Workshops
2025-2026 Academic Year
PUBLIC KNOWLEDGE TOOLKIT SERIES: A zoom lunchtime series offering scholars the opportunity to to learn about a valuable under-discussed element of how academic research and knowledge production can meet a public audience.
Upcoming: Storytelling for Scholars w/ Chris Colin and Anthony Ocampo
Friday April 17, 12-1:30 pm, Register for Zoom Link . How can academics use journalistic and literary tools to translate their knowledge production into compelling content for a public audience? Research and data can be transformed by the essential elements of good storytelling, with vivid characters, immersive scenes, and stakes for the reader. Join this lunchtime Zoom session with Stanford Public Humanities’ Laura Goode in conversation with authors Anthony Ocampo (Stanford alum and author of two academic crossover books, one with SUP) and Chris Colin (journalist, author and Senior Editor in Stanford’s Office of Development) to close-read elements of storytelling and style for scholars.- TRADE BOOK WORKSHOP IN SPRING 2026: The goal of this workshop is to help you develop your book idea for a general/non-academic audience, understand the publishing process, and plan the elements of a trade book proposal. Faculty from all disciplines are welcome to apply. The workshop leaders will be an editor and agent with an impressive roster of authors and experience working with academics: Adam Eaglin, Vice and President and Literary Agent at the Cheney Agency and William Heyward, an Executive Editor at Penguin Press. The workshop will take place virtually over Zoom over the course of a month beginning in mid-April. Applications now closed.

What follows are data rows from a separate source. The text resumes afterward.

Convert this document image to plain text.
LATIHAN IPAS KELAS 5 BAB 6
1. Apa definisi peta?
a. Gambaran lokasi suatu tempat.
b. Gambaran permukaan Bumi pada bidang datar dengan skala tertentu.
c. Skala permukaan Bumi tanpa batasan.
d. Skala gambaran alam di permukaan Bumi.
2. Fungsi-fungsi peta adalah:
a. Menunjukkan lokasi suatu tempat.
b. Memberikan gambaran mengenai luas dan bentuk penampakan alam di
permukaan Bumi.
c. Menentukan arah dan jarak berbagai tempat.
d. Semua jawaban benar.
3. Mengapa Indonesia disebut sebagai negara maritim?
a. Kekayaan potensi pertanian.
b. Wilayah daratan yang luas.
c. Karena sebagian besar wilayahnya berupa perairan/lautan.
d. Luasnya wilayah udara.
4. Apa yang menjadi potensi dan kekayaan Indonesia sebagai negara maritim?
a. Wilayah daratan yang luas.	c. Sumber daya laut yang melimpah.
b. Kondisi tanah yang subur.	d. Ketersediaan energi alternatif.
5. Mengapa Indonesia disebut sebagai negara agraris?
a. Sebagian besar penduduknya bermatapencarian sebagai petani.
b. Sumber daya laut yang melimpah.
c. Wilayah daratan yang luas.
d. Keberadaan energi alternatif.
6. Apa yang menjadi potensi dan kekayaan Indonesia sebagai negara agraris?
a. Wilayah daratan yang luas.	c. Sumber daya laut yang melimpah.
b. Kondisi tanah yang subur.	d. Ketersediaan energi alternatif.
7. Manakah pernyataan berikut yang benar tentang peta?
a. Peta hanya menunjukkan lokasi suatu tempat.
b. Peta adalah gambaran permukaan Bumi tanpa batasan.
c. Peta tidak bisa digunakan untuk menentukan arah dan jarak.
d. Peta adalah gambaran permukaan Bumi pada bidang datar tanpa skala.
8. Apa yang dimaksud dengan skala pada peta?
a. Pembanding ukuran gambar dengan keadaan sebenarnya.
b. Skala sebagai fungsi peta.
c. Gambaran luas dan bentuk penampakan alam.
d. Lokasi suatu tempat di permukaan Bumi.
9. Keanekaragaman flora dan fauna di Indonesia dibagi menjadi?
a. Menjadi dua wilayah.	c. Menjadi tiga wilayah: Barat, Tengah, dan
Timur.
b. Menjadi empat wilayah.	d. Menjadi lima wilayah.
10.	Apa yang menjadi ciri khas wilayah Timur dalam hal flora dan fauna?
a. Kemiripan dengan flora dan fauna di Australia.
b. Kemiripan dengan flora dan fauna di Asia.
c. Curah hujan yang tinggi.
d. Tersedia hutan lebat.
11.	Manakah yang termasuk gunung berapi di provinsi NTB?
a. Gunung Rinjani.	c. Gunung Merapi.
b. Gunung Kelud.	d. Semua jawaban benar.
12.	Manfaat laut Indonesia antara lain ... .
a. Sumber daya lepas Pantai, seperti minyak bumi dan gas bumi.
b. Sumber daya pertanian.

- MAGAZINE WRITING WORKSHOP IN SUMMER 2026: A multi-week magazine writing intensive with Charles Petersen, the Harold Hohbach historian at Stanford’s Silicon Valley Archives. Petersen is a former member of the editorial staff at the New York Review of Books and a longtime senior editor at n+1 who has written for Art in America, Bookforum, and The Nation as well as n+1, The New York Review, and many other publications. To learn more and apply, please visit this link.
If you are not already on our mailing list and want to join to learn more about these opportunities, please email Natalie Jabbar at njabbar [at] stanford.edu (njabbar[at]stanford[dot]edu)
A selection of past workshops
Summer 2025--A summer-long magazine writing intensive with Charles Petersen, the Harold Hohbach historian at Stanford’s Silicon Valley Archives. Petersen is a former member of the editorial staff at the New York Review of Books and a longtime senior editor at n+1 who has written for Art in America, Bookforum, and The Nation as well as n+1, The New York Review, and many other publications.
Winter 2024--A month-long workshop on writing and publishing op-eds with Lois Kazakoff, former deputy editorial page director of the San Francisco Chronicle, alongside Natalie Jabbar, Associate Director of Stanford Public Humanities.
Spring 2023--An intensive three-day magazine-writing workshop with New Yorker Ideas Editor, Joshua Rothman.
Fall 2022--A month-long working on writing a book for a general audience with literary agent Molly Atlas and editor Hilary Redmon.
Fall 2021--A month-long workshop on writing a book for a general audience with literary agent Alia Hana Habib and editor Vanessa Mobley.
Spring 2021--A month-long workshop on writing a book for a general audience with literary agent Tina Bennett and book editor Alexander Star (FSG). The goal: to help faculty develop a book idea for a general/non-academic audience and plan the elements of a trade book proposal.
Winter 2021--Following on the success of the first public humanities workshop, a second virtual workshop on writing and publishing op-eds with Lois Kazakoff, former deputy editorial page director of the San Francisco Chronicle.
Spring 2020--The first public humanities workshop: a month-long workshop held over zoom on writing and publishing op-eds with Lois Kazakoff, former deputy editorial page director of the San Francisco Chronicle.